Не зная, куда деваться от смущения, я вернул ему текст.

– Возможно, вы не в курсе, но обычно мы не берем в одиннадцатый и двенадцатый классы учеников из других школ. Наша учебная программа предусматривает определенный период проб и ошибок, новички не успевают к ней приспособиться и в итоге отстают. Если мне не изменяет память, за последние пятнадцать лет, а то и больше, мы не приняли ни одного старшеклассника. Вы знали об этом, мистер Иден?

– Нет.

– И вас не удивляет, что мы сделали исключение для ученика школы, которая называется “Тора Тмима”?

Я уклончиво дернул шеей – не поймешь, то ли кивнул, то ли покачал головой.

Рабби Блум закрыл папку, подошел ко мне, сел напротив.
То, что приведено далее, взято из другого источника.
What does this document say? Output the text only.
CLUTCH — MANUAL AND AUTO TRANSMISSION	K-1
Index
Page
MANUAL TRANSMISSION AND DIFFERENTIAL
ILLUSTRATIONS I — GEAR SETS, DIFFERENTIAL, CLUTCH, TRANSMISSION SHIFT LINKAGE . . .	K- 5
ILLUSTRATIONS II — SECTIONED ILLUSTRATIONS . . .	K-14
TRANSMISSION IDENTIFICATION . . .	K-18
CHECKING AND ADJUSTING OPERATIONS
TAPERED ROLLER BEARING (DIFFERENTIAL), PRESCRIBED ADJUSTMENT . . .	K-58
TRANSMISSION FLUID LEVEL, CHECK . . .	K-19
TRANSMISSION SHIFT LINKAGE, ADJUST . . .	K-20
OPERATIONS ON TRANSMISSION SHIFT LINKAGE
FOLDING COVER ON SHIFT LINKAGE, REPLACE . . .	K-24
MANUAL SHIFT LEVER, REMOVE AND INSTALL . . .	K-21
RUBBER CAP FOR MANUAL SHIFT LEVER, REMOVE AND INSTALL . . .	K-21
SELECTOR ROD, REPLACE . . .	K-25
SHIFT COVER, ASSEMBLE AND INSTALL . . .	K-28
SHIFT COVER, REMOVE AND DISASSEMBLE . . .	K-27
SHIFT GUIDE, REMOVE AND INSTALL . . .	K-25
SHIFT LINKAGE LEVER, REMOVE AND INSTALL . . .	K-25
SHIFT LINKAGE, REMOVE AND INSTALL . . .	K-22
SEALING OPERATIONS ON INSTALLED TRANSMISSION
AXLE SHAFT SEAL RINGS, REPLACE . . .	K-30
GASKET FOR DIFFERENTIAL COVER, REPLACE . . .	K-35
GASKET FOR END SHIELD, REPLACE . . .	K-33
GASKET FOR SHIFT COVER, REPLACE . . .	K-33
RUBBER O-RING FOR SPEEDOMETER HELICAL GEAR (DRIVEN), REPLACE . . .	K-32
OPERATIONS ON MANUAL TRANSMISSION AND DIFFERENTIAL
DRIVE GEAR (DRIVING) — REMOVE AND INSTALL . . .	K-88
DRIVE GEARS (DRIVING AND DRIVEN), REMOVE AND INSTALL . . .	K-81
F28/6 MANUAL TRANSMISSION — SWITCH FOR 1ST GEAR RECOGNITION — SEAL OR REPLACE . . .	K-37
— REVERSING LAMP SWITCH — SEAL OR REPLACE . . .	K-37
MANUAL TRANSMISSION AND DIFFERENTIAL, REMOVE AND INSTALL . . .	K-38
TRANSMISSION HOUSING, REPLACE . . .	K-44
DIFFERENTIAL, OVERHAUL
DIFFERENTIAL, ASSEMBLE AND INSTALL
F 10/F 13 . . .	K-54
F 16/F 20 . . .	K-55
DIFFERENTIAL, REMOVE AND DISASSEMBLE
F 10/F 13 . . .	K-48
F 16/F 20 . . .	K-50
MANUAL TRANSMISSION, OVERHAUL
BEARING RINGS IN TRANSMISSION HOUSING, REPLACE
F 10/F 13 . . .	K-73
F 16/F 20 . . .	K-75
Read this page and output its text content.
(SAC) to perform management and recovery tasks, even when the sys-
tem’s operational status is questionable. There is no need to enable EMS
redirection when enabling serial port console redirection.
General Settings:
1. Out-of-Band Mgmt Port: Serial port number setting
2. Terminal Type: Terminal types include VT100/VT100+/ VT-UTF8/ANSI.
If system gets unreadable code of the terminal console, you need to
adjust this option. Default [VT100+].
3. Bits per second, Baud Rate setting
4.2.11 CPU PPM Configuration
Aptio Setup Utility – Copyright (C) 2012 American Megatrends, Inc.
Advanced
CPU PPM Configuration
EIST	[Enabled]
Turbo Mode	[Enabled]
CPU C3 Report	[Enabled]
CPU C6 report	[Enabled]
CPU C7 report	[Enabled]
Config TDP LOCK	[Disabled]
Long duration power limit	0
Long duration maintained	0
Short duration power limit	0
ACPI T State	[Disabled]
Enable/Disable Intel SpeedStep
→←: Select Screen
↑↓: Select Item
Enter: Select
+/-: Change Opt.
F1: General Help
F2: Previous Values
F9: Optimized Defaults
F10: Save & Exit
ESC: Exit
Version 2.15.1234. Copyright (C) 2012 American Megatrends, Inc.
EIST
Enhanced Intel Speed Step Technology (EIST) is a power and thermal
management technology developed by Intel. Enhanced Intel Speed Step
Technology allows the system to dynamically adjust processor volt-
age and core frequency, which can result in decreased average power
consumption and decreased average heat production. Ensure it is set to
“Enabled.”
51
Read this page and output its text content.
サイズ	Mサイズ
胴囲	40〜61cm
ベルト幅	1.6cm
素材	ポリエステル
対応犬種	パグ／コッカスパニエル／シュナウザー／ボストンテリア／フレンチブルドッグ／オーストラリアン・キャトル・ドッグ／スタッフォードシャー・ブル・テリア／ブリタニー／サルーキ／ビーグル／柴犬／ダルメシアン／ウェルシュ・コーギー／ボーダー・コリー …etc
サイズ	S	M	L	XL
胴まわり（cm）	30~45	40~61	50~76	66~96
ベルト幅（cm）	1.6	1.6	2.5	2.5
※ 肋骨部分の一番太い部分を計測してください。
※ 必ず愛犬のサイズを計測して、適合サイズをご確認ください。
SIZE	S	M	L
– Это сочинение демонстрирует глубину мысли и не по годам серьезное стремление разобраться с неоднозначными вопросами. Вы так нас заинтересовали, что мы просто не устояли. И пока что, должен сказать, мы в вас не ошиблись. – Он положил ногу на ногу. – Я давно работаю директором, мистер Иден. Если честно, дольше, чем мне того хотелось бы. И вот сижу я у себя в кабинете, вижу в коридоре вас с мистером Старком, мистером Харрисом, мистером Самсоном и даже с мистером Беллоу… – Он подался вперед, оперся ладонями на стол. – Скажу без утайки: я восхищен.

Повисло неловкое молчание. Я осознал, что он договорил и ждет ответа.

– Я… я не вполне понимаю, что вы вообще имеете в виду.

– Я имею в виду, что у вас, на мой взгляд, выдающийся, еще не раскрытый потенциал.

– Вряд ли все с вами согласятся. – А именно доктор Флауэрс и доктор Портер, подумал я. – Но спасибо.

– Многие люди до ужаса близоруки, мистер Иден. Вырастете – поймете.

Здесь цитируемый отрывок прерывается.